Abuse: the darker side of human-computer interaction
[abstract] There seems to be something innate in the human/computer relationship that
brings out the dark side of human behaviour. Anecdotal evidence suggests that
of the utterances made to chat-bots or embodied conversational agents (ECA)
in public places, 20-30% are abusive. Why is that? Is it simply that a quarter of
the human population are 'sick' and find abusing a machine to be in some way
therapeutic? If so, it says something about human nature that is quite disturbing
and in need of further study. Perhaps the phenomena is directly caused by a new
technology. In the early days of computer-mediated communication there was a
tendency for people to abuse each other, but this has become far less common.
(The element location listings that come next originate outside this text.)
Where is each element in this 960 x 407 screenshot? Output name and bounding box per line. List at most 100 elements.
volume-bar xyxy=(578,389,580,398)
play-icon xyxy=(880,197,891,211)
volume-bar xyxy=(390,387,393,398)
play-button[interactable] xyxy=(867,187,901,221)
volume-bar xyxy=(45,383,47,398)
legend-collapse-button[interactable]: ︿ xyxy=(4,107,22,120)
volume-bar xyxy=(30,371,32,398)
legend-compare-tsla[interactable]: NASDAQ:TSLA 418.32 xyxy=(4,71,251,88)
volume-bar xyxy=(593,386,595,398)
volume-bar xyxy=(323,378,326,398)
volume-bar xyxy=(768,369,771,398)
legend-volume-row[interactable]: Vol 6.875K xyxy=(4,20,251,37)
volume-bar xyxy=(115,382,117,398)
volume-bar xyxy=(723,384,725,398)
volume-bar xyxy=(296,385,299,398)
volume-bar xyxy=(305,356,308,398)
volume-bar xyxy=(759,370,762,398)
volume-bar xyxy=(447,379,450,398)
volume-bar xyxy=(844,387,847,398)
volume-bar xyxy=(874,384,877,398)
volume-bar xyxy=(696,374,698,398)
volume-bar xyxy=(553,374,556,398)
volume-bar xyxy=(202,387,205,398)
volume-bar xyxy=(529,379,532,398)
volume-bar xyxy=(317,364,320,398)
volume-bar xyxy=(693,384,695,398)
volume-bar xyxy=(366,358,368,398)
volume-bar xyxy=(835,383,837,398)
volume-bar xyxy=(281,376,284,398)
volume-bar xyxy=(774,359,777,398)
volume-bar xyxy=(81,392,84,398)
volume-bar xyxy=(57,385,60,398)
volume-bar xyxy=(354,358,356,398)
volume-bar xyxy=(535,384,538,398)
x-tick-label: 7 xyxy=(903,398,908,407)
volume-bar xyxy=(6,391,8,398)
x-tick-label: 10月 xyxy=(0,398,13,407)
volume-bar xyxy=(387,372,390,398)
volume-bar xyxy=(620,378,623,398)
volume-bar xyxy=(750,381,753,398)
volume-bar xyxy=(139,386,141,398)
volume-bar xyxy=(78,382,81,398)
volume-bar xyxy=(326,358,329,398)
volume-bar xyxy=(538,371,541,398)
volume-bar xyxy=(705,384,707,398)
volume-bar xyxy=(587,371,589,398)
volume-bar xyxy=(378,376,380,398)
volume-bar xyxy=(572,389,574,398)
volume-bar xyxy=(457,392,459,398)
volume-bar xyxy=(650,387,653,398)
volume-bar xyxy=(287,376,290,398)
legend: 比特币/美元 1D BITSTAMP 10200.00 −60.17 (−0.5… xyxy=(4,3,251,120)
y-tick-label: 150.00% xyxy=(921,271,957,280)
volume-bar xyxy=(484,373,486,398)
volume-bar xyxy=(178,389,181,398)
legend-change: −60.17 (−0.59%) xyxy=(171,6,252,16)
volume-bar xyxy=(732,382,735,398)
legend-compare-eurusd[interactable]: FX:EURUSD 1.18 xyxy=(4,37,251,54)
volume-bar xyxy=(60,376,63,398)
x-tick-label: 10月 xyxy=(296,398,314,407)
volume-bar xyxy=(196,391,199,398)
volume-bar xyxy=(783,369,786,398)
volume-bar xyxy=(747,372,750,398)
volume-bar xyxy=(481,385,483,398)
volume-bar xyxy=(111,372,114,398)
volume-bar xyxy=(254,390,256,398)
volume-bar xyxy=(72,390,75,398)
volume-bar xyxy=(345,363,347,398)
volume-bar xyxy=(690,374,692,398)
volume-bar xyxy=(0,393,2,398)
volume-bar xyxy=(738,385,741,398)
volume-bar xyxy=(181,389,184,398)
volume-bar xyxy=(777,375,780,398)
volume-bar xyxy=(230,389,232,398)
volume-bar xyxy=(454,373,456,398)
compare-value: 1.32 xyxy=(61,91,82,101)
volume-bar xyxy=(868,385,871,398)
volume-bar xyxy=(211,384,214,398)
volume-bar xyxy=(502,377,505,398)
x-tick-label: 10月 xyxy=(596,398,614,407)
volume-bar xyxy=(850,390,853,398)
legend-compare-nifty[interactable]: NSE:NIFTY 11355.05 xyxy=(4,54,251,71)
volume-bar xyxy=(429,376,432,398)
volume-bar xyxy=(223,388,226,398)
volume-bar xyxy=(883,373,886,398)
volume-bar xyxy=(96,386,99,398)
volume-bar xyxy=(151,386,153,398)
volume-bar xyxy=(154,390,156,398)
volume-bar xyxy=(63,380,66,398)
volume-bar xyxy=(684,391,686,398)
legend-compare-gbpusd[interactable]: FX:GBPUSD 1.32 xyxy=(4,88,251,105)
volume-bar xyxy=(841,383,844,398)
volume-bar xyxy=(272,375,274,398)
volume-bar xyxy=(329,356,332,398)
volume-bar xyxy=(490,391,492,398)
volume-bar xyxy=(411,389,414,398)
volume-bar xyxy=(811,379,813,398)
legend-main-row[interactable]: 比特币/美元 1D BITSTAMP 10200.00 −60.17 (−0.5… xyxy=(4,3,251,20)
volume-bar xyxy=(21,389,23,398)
Will the extent to which people abuse ECAs just naturally become a thing of
the past? The Turing Test has also had a considerable influence on appropriate
behaviour when talking to a computer. To what extent is abuse simply a way
people test the limits of a conversational agent? Perhaps the problem is one of
design: the aesthetics of everyday things is key to their success, and perhaps
abuse is simply one end of a continuum of the 'aesthetics' of interactive things
with human-like behaviour. The extent to which abuse occurs seems to indicate
something fundamental about the way humans interact. Is abuse simply the
most noticeable phenomena connected to something fundamental in the way we
humans communicate?
The purpose of this workshop is to bring together engineers, artists and
scientists who have encountered this phenomenon, who might have given some
thought to why and how it happens, and have some ideas on how pro-active,
agent-based interfaces, typified by chat-bots or ECAs, should respond to abuse.